The Wolf Border by Sarah Hall
Rachel Caine is an independent woman whose professionally inspired penchant for private living toes the line between confidence and loneliness. Her scientific approach to the world is an emotionless one, which makes The Wolf Border a difficult book to enjoy. The book is full of choppy, short sentences that describe in deadpan every possible detail of a scene. Hall frequently jumps from Rachel’s zoological life to her personal life in a heavy-handed attempt to show their parallels. Her sexual relationships are cold and canine: “Romance fails,” she thinks, “because it is never supposed to work, past the act itself, the moment of lust.” But maybe that will change: before moving back to England, she becomes pregnant after a fling with a co-worker and decides to keep the baby. Hall makes excessive attempts at showing how animalistic humans are: her characters, even, try to make those connections.

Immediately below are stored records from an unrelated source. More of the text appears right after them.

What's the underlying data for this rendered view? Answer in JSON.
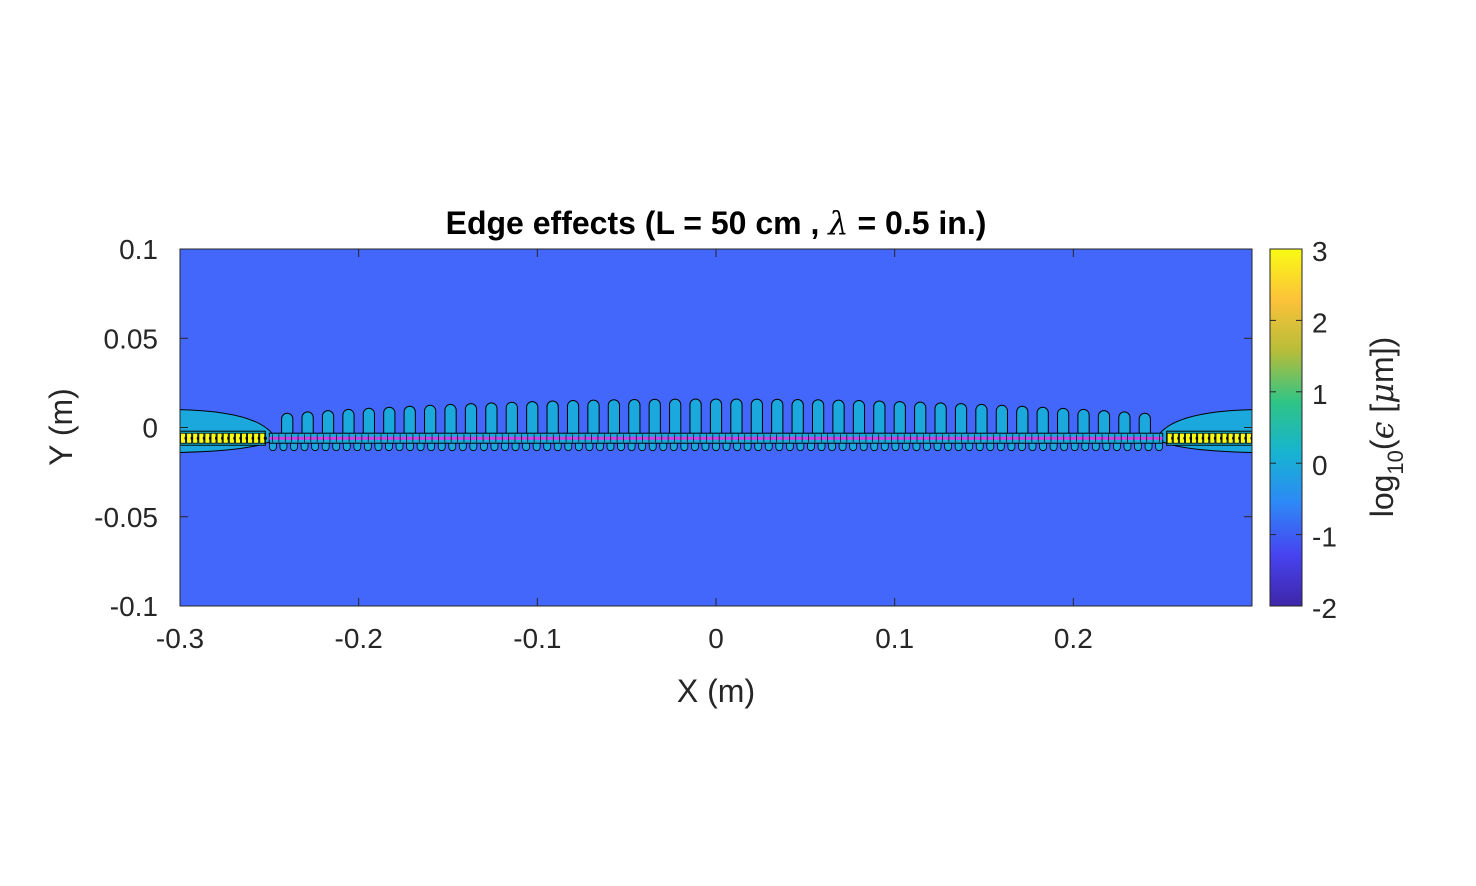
{
  "chart_data": {
    "type": "heatmap",
    "title": {
      "prefix": "Edge effects (L = 50 cm , ",
      "symbol": "λ",
      "suffix": " = 0.5 in.)"
    },
    "xlabel": "X (m)",
    "ylabel": "Y (m)",
    "xlim": [
      -0.3,
      0.3
    ],
    "ylim": [
      -0.1,
      0.1
    ],
    "xticks": [
      -0.3,
      -0.2,
      -0.1,
      0,
      0.1,
      0.2
    ],
    "xtick_labels": [
      "-0.3",
      "-0.2",
      "-0.1",
      "0",
      "0.1",
      "0.2"
    ],
    "yticks": [
      0.1,
      0.05,
      0,
      -0.05,
      -0.1
    ],
    "ytick_labels": [
      "0.1",
      "0.05",
      "0",
      "-0.05",
      "-0.1"
    ],
    "colorbar": {
      "label": {
        "base": "log",
        "sub": "10",
        "open": "(",
        "symbol": "ϵ",
        "unit_open": " [",
        "unit_symbol": "μ",
        "unit": "m])"
      },
      "limits": [
        -2,
        3
      ],
      "ticks": [
        3,
        2,
        1,
        0,
        -1,
        -2
      ],
      "tick_labels": [
        "3",
        "2",
        "1",
        "0",
        "-1",
        "-2"
      ],
      "colormap": "parula",
      "colormap_stops": [
        "#3e26a8",
        "#4743f0",
        "#2e87f7",
        "#16b4d1",
        "#2fc486",
        "#b7bd39",
        "#fcc239",
        "#f9fb14"
      ]
    },
    "background_level": -0.9,
    "background_color": "#4467fb",
    "lobe_color": "#1aa8dd",
    "strip_line_color": "#d13de3",
    "conductor": {
      "x_start": -0.25,
      "x_end": 0.25,
      "y": -0.006
    },
    "lobes": {
      "count": 43,
      "x_start": -0.24,
      "x_end": 0.24,
      "y_top_center": 0.016,
      "y_top_edge": 0.008,
      "y_bottom": -0.013,
      "level": 0.3
    },
    "edge_regions": [
      {
        "x_start": -0.3,
        "x_end": -0.25,
        "y_top": 0.01,
        "y_bottom": -0.014,
        "peak_level": 3
      },
      {
        "x_start": 0.25,
        "x_end": 0.3,
        "y_top": 0.01,
        "y_bottom": -0.014,
        "peak_level": 3
      }
    ]
  }
}
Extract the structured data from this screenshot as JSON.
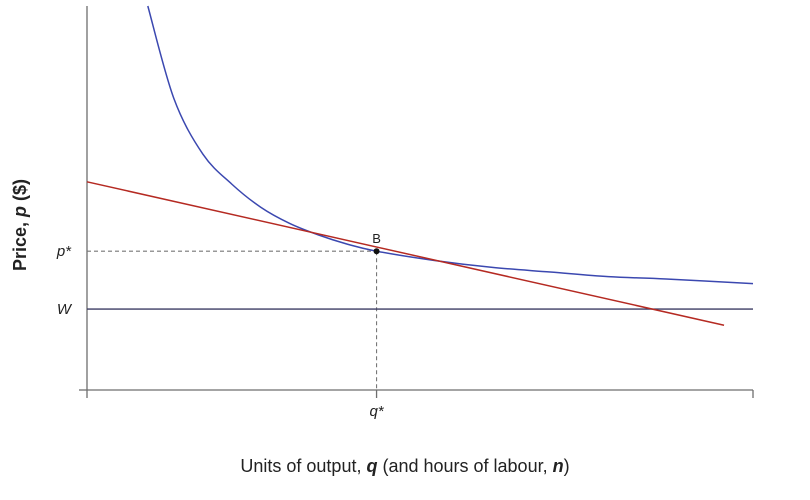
{
  "chart_data": {
    "type": "line",
    "xlabel_parts": [
      "Units of output, ",
      "q",
      " (and hours of labour, ",
      "n",
      ")"
    ],
    "ylabel_parts": [
      "Price, ",
      "p",
      " ($)"
    ],
    "y_ticks": [
      {
        "label": "p*",
        "value": 1.0
      },
      {
        "label": "W",
        "value": 0.75
      }
    ],
    "x_ticks": [
      {
        "label": "q*",
        "value": 1.0
      }
    ],
    "xlim": [
      0.0,
      2.3
    ],
    "ylim": [
      0.4,
      2.06
    ],
    "point": {
      "label": "B",
      "x": 1.0,
      "y": 1.0
    },
    "series": [
      {
        "kind": "curve",
        "color": "#3b48b0",
        "points": [
          [
            0.21,
            2.06
          ],
          [
            0.3,
            1.66
          ],
          [
            0.4,
            1.42
          ],
          [
            0.5,
            1.29
          ],
          [
            0.6,
            1.19
          ],
          [
            0.7,
            1.12
          ],
          [
            0.8,
            1.07
          ],
          [
            0.9,
            1.03
          ],
          [
            1.0,
            1.0
          ],
          [
            1.2,
            0.96
          ],
          [
            1.4,
            0.93
          ],
          [
            1.6,
            0.91
          ],
          [
            1.8,
            0.89
          ],
          [
            2.0,
            0.88
          ],
          [
            2.3,
            0.86
          ]
        ]
      },
      {
        "kind": "line",
        "color": "#b52a22",
        "points": [
          [
            0.0,
            1.3
          ],
          [
            2.2,
            0.68
          ]
        ]
      }
    ]
  }
}
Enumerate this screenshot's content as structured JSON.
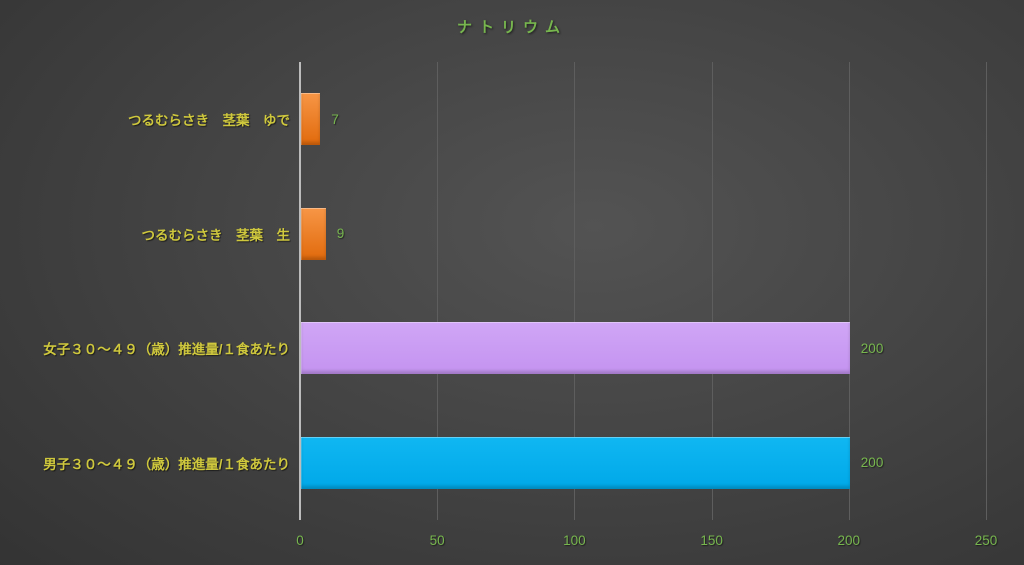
{
  "chart_data": {
    "type": "bar",
    "orientation": "horizontal",
    "title": "ナトリウム",
    "categories": [
      "つるむらさき　茎葉　ゆで",
      "つるむらさき　茎葉　生",
      "女子３０～４９（歳）推進量/１食あたり",
      "男子３０～４９（歳）推進量/１食あたり"
    ],
    "values": [
      7,
      9,
      200,
      200
    ],
    "value_labels": [
      "7",
      "9",
      "200",
      "200"
    ],
    "xlabel": "",
    "ylabel": "",
    "xlim": [
      0,
      250
    ],
    "x_ticks": [
      0,
      50,
      100,
      150,
      200,
      250
    ],
    "grid": true,
    "legend": false,
    "bar_colors": [
      {
        "top": "#f79646",
        "bottom": "#e16a0c"
      },
      {
        "top": "#f79646",
        "bottom": "#e16a0c"
      },
      {
        "top": "#d0a6f6",
        "bottom": "#c493f0"
      },
      {
        "top": "#10b7f2",
        "bottom": "#00a8e8"
      }
    ]
  },
  "colors": {
    "background_center": "#535353",
    "background_edge": "#242424",
    "title_text": "#77b64e",
    "category_text": "#cfc83d",
    "value_text": "#77b64e",
    "tick_text": "#77b64e",
    "axis_line": "#bcbcbc",
    "gridline": "#5e5e5e"
  }
}
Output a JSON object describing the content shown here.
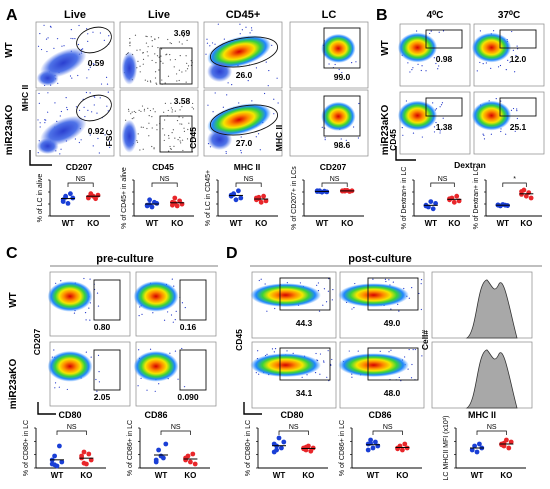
{
  "panelA": {
    "letter": "A",
    "col_titles": [
      "Live",
      "Live",
      "CD45+",
      "LC"
    ],
    "row_labels": [
      "WT",
      "miR23aKO"
    ],
    "y_axes": [
      "MHC II",
      "FSC",
      "CD45",
      "MHC II"
    ],
    "x_axes": [
      "CD207",
      "CD45",
      "MHC II",
      "CD207"
    ],
    "gates_wt": [
      "0.59",
      "3.69",
      "26.0",
      "99.0"
    ],
    "gates_ko": [
      "0.92",
      "3.58",
      "27.0",
      "98.6"
    ],
    "scatter_ylabels": [
      "% of LC in alive",
      "% of CD45+ in alive",
      "% of LC in CD45+",
      "% of CD207+ in LCs"
    ],
    "sig": [
      "NS",
      "NS",
      "NS",
      "NS"
    ],
    "groups": [
      "WT",
      "KO"
    ]
  },
  "panelB": {
    "letter": "B",
    "col_titles": [
      "4⁰C",
      "37⁰C"
    ],
    "row_labels": [
      "WT",
      "miR23aKO"
    ],
    "y_axis": "CD45",
    "x_axis": "Dextran",
    "gates_wt": [
      "0.98",
      "12.0"
    ],
    "gates_ko": [
      "1.38",
      "25.1"
    ],
    "scatter_ylabels": [
      "% of Dextran+ in LC",
      "% of Dextran+ in LC"
    ],
    "sig": [
      "NS",
      "*"
    ],
    "groups": [
      "WT",
      "KO"
    ]
  },
  "panelC": {
    "letter": "C",
    "title": "pre-culture",
    "row_labels": [
      "WT",
      "miR23aKO"
    ],
    "y_axis": "CD207",
    "x_axes": [
      "CD80",
      "CD86"
    ],
    "gates_wt": [
      "0.80",
      "0.16"
    ],
    "gates_ko": [
      "2.05",
      "0.090"
    ],
    "scatter_ylabels": [
      "% of CD80+ in LC",
      "% of CD86+ in LC"
    ],
    "sig": [
      "NS",
      "NS"
    ],
    "groups": [
      "WT",
      "KO"
    ]
  },
  "panelD": {
    "letter": "D",
    "title": "post-culture",
    "y_axis": "CD45",
    "x_axes": [
      "CD80",
      "CD86",
      "MHC II"
    ],
    "hist_ylabel": "Cell#",
    "gates_wt": [
      "44.3",
      "49.0"
    ],
    "gates_ko": [
      "34.1",
      "48.0"
    ],
    "scatter_ylabels": [
      "% of CD80+ in LC",
      "% of CD86+ in LC",
      "LC MHCII MFI (x10³)"
    ],
    "sig": [
      "NS",
      "NS",
      "NS"
    ],
    "groups": [
      "WT",
      "KO"
    ]
  },
  "colors": {
    "wt": "#1a3fd6",
    "ko": "#e8262a",
    "hist": "#a8a8a8"
  }
}
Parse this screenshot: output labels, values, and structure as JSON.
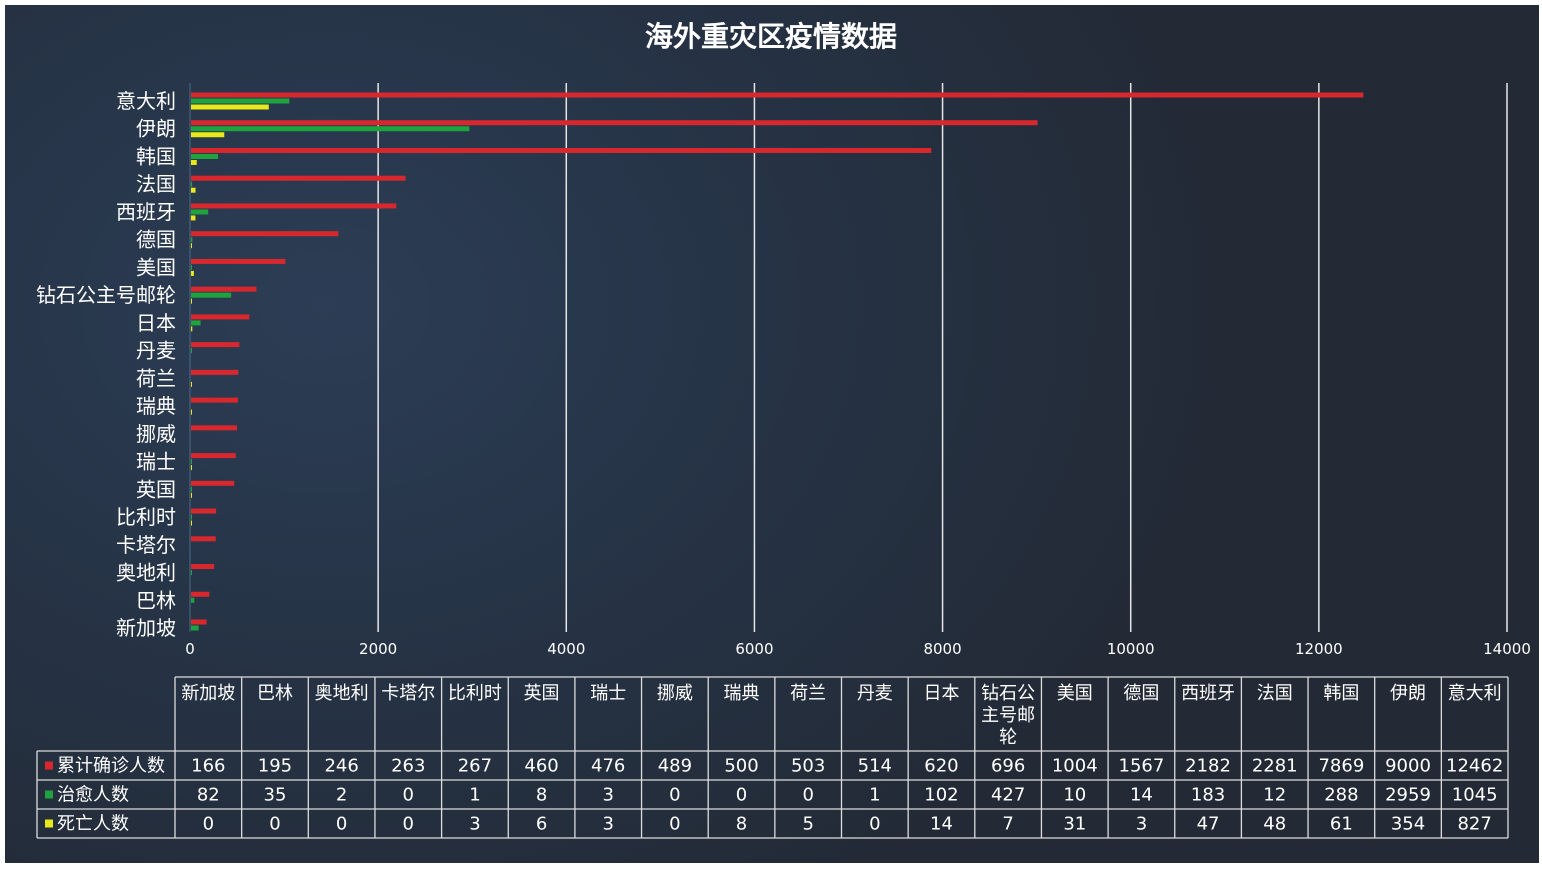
{
  "chart_data": {
    "type": "bar",
    "orientation": "horizontal",
    "title": "海外重灾区疫情数据",
    "categories": [
      "新加坡",
      "巴林",
      "奥地利",
      "卡塔尔",
      "比利时",
      "英国",
      "瑞士",
      "挪威",
      "瑞典",
      "荷兰",
      "丹麦",
      "日本",
      "钻石公主号邮轮",
      "美国",
      "德国",
      "西班牙",
      "法国",
      "韩国",
      "伊朗",
      "意大利"
    ],
    "series": [
      {
        "name": "累计确诊人数",
        "color": "#d8282e",
        "values": [
          166,
          195,
          246,
          263,
          267,
          460,
          476,
          489,
          500,
          503,
          514,
          620,
          696,
          1004,
          1567,
          2182,
          2281,
          7869,
          9000,
          12462
        ]
      },
      {
        "name": "治愈人数",
        "color": "#1fa33e",
        "values": [
          82,
          35,
          2,
          0,
          1,
          8,
          3,
          0,
          0,
          0,
          1,
          102,
          427,
          10,
          14,
          183,
          12,
          288,
          2959,
          1045
        ]
      },
      {
        "name": "死亡人数",
        "color": "#e8e81a",
        "values": [
          0,
          0,
          0,
          0,
          3,
          6,
          3,
          0,
          8,
          5,
          0,
          14,
          7,
          31,
          3,
          47,
          48,
          61,
          354,
          827
        ]
      }
    ],
    "xlim": [
      0,
      14000
    ],
    "xticks": [
      0,
      2000,
      4000,
      6000,
      8000,
      10000,
      12000,
      14000
    ],
    "grid": true,
    "legend": "data-table-bottom"
  }
}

It’s exhausting, and unnecessary. “Rachel shrugs,” when her brother tries to compare himself to her wolves. “Such analogies,” she thinks, “are not helpful, though she, too, has in the past made comparisons.” Hall, strangely, seems to disagree, as The Wolf Border is full of these connections.
The re-naturalization of wolves into England is presented as a divisive, hot-button issue: throughout the novel, Rachel manages protests and wades through hate mail from local opposition. The existence of the wolf enclosure is the source of the book’s conflict, and Sarah Hall needs her readers to see both sides of this issue in order to remain interested in what happens to Rachel and her team. But, it’s not that dangerous a project: it’s about as offensive as opening any animal preservation, zoo, or research facility. Readers who come to The Wolf Border familiar with Sarah Hall’s excellent and literary previous novels (How to Paint a Dead Man, The Electric Michelangelo…) will surely have a similar open mind and consider the Annerdale plot somewhat of a non-issue. Characters in the book remark at length on how scientifically by-the-book the enclosure is, and how there’s nothing to worry about with regards to its operations. Then, why do we, as readers, need to endure so much concerned dialogue, justifications for the project’s merits, and watch Rachel clamor internally for some of kind of self-assurance to know that what she’s doing is the right thing?
As the novel unfolds, it feels as though Sarah Hall sees her wolves as a dry well of plot and moves on to other stories. Rachel Caine’s pregnancy reshapes The Wolf Border into what eventually becomes a novel about being a single mother (who happens to work with wolves on what we’re told is a controversial project). Stretches of chapters unfold that are so far removed from the wolves of Annerdale that they could be cut and pasted into another novel and no one would be the wiser. Once her baby is born, Hall shifts gears again to an unnecessary sub-plot about Rachel’s brother. A terrible feeling sinks in after each of these shifts in the book: could Hall have become bored with her previous stretches of prose, and are these attempts at resuscitation? At nearly 450 pages, The Wolf Border suffers from a lack of focus and commitment.